There was no newspaper coverage of Town Line’s actions when the residents voted 80-45 to secede from the Union in December 1861. The crossroads border of Lancaster and Alden has never established its own separate legislative standing, and the vote carried no legal weight.

 During the patriotic fervor of the end of World War II, Buffalo’s Courier Express ran a story about the hamlet’s secession, making much of its alignment with the southern Confederacy. The competing Buffalo Evening News responded with an interview with Eleanor Bissell, the official historian of Lancaster, NY, and distant relative of the Willis family.   She explained that some men did indeed get together and vote for a secession, but that it was primarily a pre-emptive move to dodge the draft.
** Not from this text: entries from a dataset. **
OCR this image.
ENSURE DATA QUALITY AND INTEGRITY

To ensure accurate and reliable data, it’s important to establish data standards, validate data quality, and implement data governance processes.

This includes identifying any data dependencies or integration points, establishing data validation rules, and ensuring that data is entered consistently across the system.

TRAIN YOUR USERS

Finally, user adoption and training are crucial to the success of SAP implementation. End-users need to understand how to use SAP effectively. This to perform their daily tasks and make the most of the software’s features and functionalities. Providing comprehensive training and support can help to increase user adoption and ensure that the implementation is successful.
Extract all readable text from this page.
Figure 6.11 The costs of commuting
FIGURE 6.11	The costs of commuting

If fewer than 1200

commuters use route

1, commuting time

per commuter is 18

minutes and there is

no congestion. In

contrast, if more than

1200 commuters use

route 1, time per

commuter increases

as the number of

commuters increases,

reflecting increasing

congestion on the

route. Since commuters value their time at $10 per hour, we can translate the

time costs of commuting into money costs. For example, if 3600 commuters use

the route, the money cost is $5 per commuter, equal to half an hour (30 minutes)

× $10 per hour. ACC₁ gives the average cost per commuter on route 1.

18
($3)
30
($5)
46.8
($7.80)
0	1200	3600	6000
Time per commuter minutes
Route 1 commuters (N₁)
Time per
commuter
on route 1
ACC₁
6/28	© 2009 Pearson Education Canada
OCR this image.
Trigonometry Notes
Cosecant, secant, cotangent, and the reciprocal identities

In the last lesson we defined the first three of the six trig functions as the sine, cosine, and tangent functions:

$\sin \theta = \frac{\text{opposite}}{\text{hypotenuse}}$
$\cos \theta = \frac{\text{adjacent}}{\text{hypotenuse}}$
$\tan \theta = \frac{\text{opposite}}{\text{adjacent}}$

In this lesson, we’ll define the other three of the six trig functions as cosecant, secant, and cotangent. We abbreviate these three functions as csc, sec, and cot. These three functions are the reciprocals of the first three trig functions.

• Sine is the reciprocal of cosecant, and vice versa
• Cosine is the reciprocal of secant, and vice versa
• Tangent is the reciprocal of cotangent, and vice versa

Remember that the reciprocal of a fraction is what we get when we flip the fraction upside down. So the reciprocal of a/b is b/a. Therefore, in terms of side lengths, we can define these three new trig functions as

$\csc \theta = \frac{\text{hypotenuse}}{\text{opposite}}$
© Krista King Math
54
Not surprisingly, Town Line residents tend to lay claim to an alignment with the Confederacy.

Legend has it that the secessionists signed a declaration of their independence, but the fate of that document is unknown. The desk it was signed on is on display in the Alden Historical Society.

In January, 1946, four score and four years after the secession vote, Town Line was reinstated to the Union in a ceremony lead by actors Martha Stewart (No, not that one) and Cesar Romero (pre-Joker). On the recommendation of President Harry Truman, the residents celebrated  with a fatted calf barbecue. They then rode to downtown Buffalo, where they watched the premiere of a movie called Colonel Effingham’s War. That procession was lead by William H. Webster, Mary Willis’ grandson.